We backed off and decided to have Harvey and Alvin set up on the edge of the woods for calling and I would crawl out into the wheat stubble in hopes the toms would work my way as they were about 100 yards. This field is real hilly with peaks and valleys which create some dead zones for visibility.
After about five minutes of calling, a hen came out of the woods and started to move between me and the toms, splitting the difference between us. The hen continued to move my way and the combination of her movement and Harvey's calling encouraged the toms to move toward us. After another five minutes the hen moved down into one of the valleys. The toms were close in tow, gobbling all the way! I thought they were going to continue working the length of this valley, thus moving away from me.
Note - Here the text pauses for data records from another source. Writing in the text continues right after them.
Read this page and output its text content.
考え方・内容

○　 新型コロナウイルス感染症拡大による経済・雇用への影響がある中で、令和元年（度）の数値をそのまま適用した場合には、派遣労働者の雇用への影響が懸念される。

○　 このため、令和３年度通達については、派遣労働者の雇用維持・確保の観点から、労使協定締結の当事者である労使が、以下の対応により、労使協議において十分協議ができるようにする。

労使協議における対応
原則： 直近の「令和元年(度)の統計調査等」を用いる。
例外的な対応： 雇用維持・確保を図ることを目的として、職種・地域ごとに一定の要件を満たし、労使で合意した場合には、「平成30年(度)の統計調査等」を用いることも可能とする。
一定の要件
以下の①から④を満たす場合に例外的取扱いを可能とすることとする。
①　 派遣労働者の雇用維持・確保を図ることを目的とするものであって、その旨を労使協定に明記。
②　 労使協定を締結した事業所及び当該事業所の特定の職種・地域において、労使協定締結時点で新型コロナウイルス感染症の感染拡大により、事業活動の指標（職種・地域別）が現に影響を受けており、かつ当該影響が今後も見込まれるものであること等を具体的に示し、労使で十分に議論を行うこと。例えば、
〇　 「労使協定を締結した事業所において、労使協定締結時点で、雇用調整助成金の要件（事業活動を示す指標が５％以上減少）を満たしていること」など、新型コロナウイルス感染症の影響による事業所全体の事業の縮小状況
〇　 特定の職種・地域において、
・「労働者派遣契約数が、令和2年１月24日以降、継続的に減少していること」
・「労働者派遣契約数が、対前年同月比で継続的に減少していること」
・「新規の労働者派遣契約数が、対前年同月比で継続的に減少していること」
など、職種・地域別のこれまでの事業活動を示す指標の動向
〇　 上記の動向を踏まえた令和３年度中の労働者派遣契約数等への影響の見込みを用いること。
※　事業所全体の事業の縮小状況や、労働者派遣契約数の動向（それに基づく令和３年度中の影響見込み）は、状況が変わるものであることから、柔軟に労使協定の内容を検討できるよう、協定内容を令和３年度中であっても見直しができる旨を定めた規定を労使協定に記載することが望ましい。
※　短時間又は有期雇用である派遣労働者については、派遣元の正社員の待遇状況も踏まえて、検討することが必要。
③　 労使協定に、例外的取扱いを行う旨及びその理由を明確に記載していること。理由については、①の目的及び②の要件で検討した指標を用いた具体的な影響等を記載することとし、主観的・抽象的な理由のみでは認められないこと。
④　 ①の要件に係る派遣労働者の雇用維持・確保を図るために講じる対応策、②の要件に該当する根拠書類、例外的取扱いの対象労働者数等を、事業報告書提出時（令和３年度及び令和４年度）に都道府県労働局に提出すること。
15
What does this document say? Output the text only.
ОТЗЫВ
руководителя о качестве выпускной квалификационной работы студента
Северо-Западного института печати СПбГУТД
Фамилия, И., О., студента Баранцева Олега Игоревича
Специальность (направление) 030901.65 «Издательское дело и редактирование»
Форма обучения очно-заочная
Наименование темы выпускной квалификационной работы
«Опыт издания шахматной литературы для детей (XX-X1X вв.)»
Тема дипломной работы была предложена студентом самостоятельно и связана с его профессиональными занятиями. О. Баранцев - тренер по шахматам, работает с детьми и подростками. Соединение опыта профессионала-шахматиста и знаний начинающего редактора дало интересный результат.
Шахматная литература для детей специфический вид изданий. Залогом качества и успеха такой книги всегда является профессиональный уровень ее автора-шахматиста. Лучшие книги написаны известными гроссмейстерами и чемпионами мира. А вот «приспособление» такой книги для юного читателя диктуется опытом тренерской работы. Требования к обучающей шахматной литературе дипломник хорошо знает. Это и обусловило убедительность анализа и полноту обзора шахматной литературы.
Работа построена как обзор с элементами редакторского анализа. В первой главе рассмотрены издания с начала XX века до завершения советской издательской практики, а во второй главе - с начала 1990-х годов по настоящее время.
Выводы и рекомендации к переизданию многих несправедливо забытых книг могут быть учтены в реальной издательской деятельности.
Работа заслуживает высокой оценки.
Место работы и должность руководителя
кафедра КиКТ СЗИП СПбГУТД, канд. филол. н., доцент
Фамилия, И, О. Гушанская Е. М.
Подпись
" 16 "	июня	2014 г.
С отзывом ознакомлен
I quickly crawled backwards, skirted one of the hills in the field and belly crawled up about another 30 yards to the top of another hill. Laid out military style and ready to shoot I waited. Harvey kept calling and the toms kept gobbling!
Then everything moved in slow motion. One tom's head popped up, then another, then another and then finally the last one. They all took a few steps forward with their necks stretched out looking and gobbling for the hen.
They were about 40 yards out in front of me. I then took solid aim at the third tom and fired. The tom dropped! Two of the others flew back to where they came from, the other one ran to the opposite field edge and the hen flew in another direction. I sprung up and claimed my first tom - what a trophy! Its beard measured 11 inches and the spurs were 1-inch each and we think it weighed well over 25 pounds. The attached photos show our hunt location in mid-Michigan as well as the other hunters. Experiencing this with my family members is something I will always remember and never forget. Hunting and the great outdoors-I love it!
Congrats, Mark. Any chance you're going to keep turkey hunting now?!?